Blithewood Garden: Celebrate the Present

BLITHEWOOD IS POSSIBLY the most beautiful spot we have on campus. It is the place where the Bard community holds many special events, academic classes, group tours, seminars, and receptions. It is also where the local community comes to hike, recreate, and simply soak up the landscape and relax. Blithewood is Bard’s Central Park, an outdoor place for all ages to enjoy. Bard is fortunate to have such a valuable, beautiful and historic site to showcase and call its own. The house you see today was built by Captain Andrew C. Zabriskie (1853–1916) and his wife, Frances Hunter Zabriskie (d. 1951), who purchased the property in 1899. They commissioned Francis L. V. Hoppin (1867–1941), of the architectural firm Hoppin & Koen, to design a house and garden.

Blithewood Garden is a quintessentially architectural garden.

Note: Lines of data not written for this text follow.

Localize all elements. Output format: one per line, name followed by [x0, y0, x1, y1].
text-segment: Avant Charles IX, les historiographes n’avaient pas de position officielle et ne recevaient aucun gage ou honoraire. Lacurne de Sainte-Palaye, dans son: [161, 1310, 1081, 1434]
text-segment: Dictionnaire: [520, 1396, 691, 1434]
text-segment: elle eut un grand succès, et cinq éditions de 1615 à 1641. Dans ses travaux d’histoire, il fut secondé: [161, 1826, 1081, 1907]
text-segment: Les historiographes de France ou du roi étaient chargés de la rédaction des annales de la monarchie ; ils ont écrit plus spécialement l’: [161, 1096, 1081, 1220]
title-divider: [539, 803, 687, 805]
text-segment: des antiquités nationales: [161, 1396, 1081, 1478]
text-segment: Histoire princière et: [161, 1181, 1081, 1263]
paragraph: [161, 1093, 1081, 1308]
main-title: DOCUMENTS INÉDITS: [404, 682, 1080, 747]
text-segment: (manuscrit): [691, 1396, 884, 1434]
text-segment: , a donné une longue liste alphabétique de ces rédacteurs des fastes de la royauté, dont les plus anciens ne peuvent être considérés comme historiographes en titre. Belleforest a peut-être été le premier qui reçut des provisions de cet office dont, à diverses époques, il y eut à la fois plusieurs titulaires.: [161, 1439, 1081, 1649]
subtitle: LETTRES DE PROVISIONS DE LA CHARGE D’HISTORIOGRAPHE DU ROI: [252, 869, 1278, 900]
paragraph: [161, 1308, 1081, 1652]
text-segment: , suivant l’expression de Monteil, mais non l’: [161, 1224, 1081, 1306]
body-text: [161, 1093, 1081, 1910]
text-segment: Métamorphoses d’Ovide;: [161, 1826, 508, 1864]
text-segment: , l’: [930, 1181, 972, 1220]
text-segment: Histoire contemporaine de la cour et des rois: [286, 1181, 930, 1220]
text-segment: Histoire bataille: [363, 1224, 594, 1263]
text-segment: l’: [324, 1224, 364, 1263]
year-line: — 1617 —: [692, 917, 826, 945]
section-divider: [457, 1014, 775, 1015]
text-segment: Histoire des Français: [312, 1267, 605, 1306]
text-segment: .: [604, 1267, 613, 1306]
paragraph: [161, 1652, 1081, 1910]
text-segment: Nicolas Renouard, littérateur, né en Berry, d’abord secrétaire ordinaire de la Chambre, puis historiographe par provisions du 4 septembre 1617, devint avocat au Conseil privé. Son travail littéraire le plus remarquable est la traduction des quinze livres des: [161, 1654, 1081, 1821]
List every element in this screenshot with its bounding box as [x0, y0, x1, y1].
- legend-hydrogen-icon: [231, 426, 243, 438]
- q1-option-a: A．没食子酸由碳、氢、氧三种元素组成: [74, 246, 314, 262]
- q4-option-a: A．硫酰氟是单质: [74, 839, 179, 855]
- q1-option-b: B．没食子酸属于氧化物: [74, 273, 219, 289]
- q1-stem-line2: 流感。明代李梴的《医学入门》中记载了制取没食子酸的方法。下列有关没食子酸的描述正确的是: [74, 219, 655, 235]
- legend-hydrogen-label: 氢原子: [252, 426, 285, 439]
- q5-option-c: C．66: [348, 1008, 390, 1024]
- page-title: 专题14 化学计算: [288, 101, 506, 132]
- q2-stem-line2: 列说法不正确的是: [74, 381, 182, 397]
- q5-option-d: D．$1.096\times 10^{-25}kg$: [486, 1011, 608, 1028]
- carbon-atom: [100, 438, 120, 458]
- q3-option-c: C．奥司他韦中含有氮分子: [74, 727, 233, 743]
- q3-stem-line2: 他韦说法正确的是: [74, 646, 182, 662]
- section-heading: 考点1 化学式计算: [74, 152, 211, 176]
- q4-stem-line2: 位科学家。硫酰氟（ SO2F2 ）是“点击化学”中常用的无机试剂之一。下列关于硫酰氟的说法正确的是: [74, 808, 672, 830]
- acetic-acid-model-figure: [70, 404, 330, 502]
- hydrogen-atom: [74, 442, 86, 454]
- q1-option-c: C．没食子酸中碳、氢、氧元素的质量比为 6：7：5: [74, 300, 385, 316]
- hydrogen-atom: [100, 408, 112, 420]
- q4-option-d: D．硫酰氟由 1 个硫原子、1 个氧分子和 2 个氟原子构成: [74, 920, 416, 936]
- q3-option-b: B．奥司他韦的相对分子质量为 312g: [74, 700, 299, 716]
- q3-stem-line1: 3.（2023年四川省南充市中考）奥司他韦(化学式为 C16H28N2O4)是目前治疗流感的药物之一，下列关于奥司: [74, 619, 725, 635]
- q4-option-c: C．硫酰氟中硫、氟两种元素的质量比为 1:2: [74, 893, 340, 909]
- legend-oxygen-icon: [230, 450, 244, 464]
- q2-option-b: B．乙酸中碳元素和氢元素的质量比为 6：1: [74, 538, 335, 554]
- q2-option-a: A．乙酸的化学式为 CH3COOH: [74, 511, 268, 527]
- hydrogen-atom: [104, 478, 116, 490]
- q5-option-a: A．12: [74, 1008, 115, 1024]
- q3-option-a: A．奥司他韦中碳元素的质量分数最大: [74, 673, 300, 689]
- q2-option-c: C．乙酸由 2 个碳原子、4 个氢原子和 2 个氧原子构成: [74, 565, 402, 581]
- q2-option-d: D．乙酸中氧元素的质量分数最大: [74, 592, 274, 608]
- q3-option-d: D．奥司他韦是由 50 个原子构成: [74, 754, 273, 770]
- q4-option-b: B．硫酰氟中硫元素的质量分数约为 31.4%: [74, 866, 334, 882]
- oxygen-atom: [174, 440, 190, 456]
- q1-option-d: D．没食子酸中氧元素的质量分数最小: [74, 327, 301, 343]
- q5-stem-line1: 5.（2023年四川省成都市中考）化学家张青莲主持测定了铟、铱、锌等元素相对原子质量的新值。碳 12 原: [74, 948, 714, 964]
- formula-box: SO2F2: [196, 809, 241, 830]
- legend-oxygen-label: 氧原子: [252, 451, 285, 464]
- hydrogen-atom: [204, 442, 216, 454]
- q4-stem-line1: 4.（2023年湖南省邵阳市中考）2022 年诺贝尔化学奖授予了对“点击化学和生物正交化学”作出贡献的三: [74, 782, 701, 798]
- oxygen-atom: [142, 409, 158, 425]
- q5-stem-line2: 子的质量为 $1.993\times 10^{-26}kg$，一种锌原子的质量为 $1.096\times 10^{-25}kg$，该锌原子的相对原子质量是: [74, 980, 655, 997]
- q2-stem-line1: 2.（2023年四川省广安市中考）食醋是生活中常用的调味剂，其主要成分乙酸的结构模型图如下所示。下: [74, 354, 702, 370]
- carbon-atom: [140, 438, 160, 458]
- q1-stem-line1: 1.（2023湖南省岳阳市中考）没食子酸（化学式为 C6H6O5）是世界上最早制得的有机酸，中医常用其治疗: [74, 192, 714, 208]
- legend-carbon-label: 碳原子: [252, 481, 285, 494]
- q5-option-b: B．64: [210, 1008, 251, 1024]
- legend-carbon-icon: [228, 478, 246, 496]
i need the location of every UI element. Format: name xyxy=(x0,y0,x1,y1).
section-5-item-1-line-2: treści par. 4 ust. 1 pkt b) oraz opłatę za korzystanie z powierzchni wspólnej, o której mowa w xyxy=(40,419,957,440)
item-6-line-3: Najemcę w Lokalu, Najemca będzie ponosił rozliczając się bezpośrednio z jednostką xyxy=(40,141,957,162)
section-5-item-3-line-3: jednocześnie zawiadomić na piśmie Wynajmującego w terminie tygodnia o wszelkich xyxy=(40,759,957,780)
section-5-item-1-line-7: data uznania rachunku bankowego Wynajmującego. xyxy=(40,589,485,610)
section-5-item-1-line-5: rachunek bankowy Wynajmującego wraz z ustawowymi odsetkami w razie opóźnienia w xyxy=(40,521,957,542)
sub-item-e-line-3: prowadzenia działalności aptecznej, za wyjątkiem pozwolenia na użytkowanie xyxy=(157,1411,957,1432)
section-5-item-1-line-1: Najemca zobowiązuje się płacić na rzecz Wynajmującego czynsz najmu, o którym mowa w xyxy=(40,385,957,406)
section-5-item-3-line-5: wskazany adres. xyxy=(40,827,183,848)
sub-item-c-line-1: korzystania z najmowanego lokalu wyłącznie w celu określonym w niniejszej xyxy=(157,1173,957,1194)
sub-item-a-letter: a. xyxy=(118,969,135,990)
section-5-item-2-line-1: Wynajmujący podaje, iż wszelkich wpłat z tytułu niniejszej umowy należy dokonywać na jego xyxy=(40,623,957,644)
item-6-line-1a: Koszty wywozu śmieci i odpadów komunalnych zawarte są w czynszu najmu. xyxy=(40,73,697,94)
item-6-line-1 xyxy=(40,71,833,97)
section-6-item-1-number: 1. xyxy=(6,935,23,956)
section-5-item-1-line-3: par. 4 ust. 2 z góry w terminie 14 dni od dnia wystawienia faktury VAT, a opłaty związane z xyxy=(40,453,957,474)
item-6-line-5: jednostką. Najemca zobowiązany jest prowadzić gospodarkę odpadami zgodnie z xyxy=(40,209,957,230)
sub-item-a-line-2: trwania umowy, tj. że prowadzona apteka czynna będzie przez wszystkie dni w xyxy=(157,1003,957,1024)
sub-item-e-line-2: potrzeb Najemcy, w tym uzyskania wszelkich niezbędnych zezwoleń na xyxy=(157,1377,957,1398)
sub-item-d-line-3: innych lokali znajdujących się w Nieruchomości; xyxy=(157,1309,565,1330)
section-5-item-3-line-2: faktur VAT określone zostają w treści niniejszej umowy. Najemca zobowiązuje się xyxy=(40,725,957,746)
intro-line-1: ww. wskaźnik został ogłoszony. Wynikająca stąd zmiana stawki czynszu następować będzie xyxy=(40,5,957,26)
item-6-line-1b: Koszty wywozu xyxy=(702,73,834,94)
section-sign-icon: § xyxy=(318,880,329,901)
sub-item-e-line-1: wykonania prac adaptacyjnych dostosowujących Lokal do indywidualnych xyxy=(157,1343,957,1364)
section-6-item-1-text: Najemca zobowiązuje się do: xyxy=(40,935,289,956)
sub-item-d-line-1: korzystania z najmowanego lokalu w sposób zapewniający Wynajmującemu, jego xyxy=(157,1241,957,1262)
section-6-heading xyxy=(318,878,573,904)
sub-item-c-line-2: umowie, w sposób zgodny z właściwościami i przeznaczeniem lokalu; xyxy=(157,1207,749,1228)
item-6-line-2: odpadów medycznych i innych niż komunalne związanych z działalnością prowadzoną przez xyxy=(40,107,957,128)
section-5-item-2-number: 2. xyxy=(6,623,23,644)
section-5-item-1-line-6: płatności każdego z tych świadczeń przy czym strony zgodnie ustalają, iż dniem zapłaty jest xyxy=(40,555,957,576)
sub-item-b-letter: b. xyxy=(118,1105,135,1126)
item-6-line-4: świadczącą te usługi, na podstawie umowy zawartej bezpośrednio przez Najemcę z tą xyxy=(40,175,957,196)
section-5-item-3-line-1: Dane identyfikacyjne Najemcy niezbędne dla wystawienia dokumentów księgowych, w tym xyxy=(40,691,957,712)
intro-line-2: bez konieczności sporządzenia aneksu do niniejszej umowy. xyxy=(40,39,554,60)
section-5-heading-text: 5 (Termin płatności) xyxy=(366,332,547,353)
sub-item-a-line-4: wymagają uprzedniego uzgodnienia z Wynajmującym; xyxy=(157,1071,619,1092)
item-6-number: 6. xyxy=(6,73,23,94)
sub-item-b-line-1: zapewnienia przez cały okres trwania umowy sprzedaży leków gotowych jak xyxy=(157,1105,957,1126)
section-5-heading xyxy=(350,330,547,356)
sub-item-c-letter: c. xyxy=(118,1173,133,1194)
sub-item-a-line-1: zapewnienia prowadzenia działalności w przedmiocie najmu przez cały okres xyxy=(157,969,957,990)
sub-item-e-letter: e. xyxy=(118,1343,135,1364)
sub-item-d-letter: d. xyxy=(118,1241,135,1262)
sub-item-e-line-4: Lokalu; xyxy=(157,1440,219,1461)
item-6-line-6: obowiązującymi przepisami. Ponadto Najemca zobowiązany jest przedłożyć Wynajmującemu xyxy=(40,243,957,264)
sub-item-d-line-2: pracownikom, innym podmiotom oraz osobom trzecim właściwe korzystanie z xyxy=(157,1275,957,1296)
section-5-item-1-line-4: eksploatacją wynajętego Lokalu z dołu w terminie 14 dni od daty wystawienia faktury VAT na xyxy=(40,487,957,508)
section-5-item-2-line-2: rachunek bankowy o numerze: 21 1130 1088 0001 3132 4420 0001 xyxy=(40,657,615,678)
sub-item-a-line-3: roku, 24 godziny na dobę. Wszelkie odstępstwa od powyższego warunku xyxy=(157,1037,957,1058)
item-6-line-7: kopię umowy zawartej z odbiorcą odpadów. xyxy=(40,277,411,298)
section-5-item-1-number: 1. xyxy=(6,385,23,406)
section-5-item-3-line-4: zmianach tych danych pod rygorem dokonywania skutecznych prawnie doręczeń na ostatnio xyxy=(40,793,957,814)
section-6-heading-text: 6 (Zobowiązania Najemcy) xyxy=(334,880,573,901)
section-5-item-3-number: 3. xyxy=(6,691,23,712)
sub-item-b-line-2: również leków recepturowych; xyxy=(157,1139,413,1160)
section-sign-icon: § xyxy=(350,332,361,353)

Built during the Gilded Age (1870–1900), it follows the traditional Italianate design, with paths on geometric axes, symmetrical beds, a central water feature, statuary, marble ornaments, and walls that form an enclosure, creating a green “room.” The main axis of the sunken, rectangular garden and its terraces terminates at a pavilion overlooking the Hudson River. Hoppin wanted the walled garden to create a sense of solitude, a haven, for its owners. During an interview in 1903, Hoppin expressed his thoughts about the relationship between the house and garden, saying that both “are properly parts of a single design . . . rather than afterthoughts.”

Blithewood’s formal garden, lawn, and woodlands contain remnants of vegetation that once existed around much of the estate. Historically, Frances Hunter Zabriskie, who was an enthusiastic gardnerer, would have included clipped evergreens, tree peonies, tulips, irises, hyacinths, gladiola, daffodils, phlox, delphiniums, lavender, forget-me- nots, ivy, butterfly bush, rhododendrons, lilacs, wisteria, and rugosa and climbing roses, as well as maintained turf. Many of these species are still grown in the garden today. There was no singular color scheme. Potted annuals also grace the garden each year. The nearby woodlands contain remnants of vegetation that once existed around much of the estate.

In November 2016, the Friends of the Landscape and Arboretum Program at Bard joined forces with the Garden Conservancy to create The Friends of Blithewood Garden. We’re working together to plan a rehabilitation project to make much needed repairs. The Garden Conservancy’s role is to assist in project planning and management and guidance on options for rehabilitation. They will also use their national network to raise visibility and provide promotional support for the project. Blithewood Garden was included in the Garden Conservancy’s 2017 Open Days Directory.